Итак, сокровище мы нашли. Осталось подумать, как его вывезти, не показывая и не рассказывая всем встречным-поперечным.

Наиболее логичным показалось нам спрятать бриллианты в часы.

Найденная шкатулка в футляр часов не помещалась, поэтому мы пересыпали камни в бумажные фунтики, фунтики сложили в мешочек, мешочек завернули в какие-то юбки, а уже этот сверток уложили в часовой футляр, в то отделение, где должен был ходить маятник.

Дальше оказалось, что в мисс Оливии Сент-Люк пропадает великая актриса. Всем знакомым, подвернувшимся по дороге домой, она рассказывала свои планы: съездить в Новый Орлеан повидать родственников со стороны матери, а заодно продать часы, и если удастся выручить за них больше сотни долларов – съездить в Сент-Луис и попробовать разузнать там о судьбе Эжени.

Встречные со скепсисом смотрели на часы, подозревая, что продать их вообще не удастся, но вежливо поддакивали и желали удачной поездки и легкого пути.

И следующим днем мы двинулись в дорогу: сначала в тряской допотопной карете, изображающей из себя дилижанс, потом на пароходе: Уошито, Ред-ривер, какие-то протоки или каналы – и Миссисипи, Отец Вод.

Транспортировка бриллиантов оказалась выматывающим занятием.

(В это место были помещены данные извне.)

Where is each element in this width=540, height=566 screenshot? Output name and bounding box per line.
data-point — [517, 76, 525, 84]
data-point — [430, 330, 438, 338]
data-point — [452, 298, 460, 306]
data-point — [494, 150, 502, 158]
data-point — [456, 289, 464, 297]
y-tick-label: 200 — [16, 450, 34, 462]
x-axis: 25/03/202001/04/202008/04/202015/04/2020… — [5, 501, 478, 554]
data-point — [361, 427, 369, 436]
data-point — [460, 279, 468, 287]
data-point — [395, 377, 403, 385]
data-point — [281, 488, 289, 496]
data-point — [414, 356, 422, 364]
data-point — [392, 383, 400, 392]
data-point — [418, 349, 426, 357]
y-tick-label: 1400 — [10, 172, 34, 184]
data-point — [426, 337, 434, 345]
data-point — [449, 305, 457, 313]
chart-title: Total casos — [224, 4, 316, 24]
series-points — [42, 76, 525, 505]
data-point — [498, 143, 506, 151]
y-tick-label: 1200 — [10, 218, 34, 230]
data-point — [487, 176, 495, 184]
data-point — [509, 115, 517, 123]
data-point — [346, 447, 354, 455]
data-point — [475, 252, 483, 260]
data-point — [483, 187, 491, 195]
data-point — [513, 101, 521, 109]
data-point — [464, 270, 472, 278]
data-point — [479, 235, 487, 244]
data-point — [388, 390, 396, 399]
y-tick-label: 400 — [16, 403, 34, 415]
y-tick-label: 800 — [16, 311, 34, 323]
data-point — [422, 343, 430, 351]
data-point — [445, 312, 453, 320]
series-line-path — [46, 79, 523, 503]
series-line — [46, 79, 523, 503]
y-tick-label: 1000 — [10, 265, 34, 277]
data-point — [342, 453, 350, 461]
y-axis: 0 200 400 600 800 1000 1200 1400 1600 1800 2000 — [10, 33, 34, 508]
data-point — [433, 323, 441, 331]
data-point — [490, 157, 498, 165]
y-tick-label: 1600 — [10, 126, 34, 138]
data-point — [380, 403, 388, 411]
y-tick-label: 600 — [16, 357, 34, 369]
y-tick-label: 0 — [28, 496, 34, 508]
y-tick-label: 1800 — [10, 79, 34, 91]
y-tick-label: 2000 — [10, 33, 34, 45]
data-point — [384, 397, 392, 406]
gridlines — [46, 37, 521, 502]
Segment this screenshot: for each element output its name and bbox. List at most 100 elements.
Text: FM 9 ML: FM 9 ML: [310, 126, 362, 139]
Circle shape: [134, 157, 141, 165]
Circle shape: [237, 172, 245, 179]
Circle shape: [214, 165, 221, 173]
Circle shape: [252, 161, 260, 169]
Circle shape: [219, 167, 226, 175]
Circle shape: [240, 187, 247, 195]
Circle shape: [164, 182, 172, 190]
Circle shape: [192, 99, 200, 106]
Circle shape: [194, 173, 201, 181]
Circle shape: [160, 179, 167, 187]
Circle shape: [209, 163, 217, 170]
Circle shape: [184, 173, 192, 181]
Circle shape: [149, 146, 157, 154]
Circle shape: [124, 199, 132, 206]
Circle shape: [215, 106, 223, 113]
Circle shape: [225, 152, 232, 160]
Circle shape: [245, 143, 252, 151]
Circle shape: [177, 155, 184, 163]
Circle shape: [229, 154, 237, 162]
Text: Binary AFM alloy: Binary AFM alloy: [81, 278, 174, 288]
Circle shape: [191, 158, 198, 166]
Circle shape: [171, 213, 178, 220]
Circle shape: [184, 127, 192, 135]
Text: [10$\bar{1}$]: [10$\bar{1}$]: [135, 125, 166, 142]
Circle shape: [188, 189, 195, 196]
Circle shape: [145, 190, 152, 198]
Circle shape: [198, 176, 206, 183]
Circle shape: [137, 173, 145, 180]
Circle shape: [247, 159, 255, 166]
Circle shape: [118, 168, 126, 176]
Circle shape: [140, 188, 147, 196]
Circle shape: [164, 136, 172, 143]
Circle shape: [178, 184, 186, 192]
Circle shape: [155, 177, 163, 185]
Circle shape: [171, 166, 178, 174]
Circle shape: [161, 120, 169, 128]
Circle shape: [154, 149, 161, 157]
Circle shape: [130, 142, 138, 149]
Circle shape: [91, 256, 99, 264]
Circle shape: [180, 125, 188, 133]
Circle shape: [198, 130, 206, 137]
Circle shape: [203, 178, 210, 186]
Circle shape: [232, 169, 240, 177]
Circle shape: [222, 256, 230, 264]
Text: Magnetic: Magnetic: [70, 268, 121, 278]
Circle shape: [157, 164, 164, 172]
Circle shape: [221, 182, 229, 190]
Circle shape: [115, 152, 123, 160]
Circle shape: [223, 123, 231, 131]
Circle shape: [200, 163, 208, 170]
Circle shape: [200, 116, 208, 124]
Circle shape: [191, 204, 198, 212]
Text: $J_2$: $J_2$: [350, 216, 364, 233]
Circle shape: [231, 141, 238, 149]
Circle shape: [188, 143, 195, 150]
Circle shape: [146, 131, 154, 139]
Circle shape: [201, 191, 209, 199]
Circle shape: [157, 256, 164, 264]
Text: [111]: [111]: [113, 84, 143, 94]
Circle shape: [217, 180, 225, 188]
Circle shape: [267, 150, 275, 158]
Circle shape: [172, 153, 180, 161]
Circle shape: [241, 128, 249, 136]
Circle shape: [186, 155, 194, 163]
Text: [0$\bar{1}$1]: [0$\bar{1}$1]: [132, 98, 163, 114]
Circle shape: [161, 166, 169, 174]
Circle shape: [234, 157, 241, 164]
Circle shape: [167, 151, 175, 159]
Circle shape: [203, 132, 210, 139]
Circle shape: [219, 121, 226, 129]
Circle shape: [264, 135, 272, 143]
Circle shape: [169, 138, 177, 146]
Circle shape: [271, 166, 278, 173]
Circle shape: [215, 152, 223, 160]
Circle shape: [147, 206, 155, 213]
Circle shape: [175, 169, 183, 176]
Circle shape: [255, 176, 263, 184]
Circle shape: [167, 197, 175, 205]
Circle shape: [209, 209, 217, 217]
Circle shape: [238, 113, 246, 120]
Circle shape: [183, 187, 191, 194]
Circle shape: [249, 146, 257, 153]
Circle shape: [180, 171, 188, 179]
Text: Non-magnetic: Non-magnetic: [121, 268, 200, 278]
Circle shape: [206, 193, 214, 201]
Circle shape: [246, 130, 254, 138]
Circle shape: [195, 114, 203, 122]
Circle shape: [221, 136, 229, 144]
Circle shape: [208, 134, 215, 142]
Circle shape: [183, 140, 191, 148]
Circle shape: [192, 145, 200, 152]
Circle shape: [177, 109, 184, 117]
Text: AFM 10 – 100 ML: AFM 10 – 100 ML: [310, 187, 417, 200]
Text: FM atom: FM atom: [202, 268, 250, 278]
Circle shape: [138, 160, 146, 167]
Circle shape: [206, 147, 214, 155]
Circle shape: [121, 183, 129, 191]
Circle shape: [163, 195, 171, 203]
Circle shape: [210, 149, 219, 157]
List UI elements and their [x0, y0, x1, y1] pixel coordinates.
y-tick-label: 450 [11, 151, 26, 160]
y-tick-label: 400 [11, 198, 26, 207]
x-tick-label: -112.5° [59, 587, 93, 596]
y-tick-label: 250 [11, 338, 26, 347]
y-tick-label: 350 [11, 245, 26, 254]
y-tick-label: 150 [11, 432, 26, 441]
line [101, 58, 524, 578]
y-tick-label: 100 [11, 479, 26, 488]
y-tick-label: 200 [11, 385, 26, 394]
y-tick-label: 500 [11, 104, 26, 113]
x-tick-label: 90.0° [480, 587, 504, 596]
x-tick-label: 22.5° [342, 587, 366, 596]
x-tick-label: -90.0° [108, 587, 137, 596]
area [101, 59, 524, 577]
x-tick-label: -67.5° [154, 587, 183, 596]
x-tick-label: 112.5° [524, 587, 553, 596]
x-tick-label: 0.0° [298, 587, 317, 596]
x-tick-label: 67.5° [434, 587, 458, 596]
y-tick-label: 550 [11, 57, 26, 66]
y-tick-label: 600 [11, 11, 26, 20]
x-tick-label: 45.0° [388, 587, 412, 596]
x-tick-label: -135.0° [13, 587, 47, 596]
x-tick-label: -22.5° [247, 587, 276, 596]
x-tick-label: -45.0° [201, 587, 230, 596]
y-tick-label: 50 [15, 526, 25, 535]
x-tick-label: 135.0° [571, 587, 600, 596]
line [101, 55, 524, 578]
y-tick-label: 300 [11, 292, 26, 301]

Никогда так не нервничал, даже на Индейской территории, пока не добрались до парохода, револьвер держал под рукой и вполне мог ранить сам себя – говорят, бывает такое с малоопытными стрелками. Мисс Оливия же порхала как бабочка и щебетала как птичка. Футляр с часами, над которыми она тряслась как над величайшей драгоценностью, рассказывая всем, кто желал и не желал услышать, как она надеется эти часы продать, поставили в дамскую каюту. Владелицу часов старались не разочаровывать, но господа, с которыми пришлось делить мужскую каюту мне, говорили, что в Новом Орлеане сейчас антиквариат продают по бросовым ценам: богатые плантации Луизианы разорены войной, а когда не хватает денег, чтобы купить еды, как-то не очень будешь склонен сохранять фамильные ценности.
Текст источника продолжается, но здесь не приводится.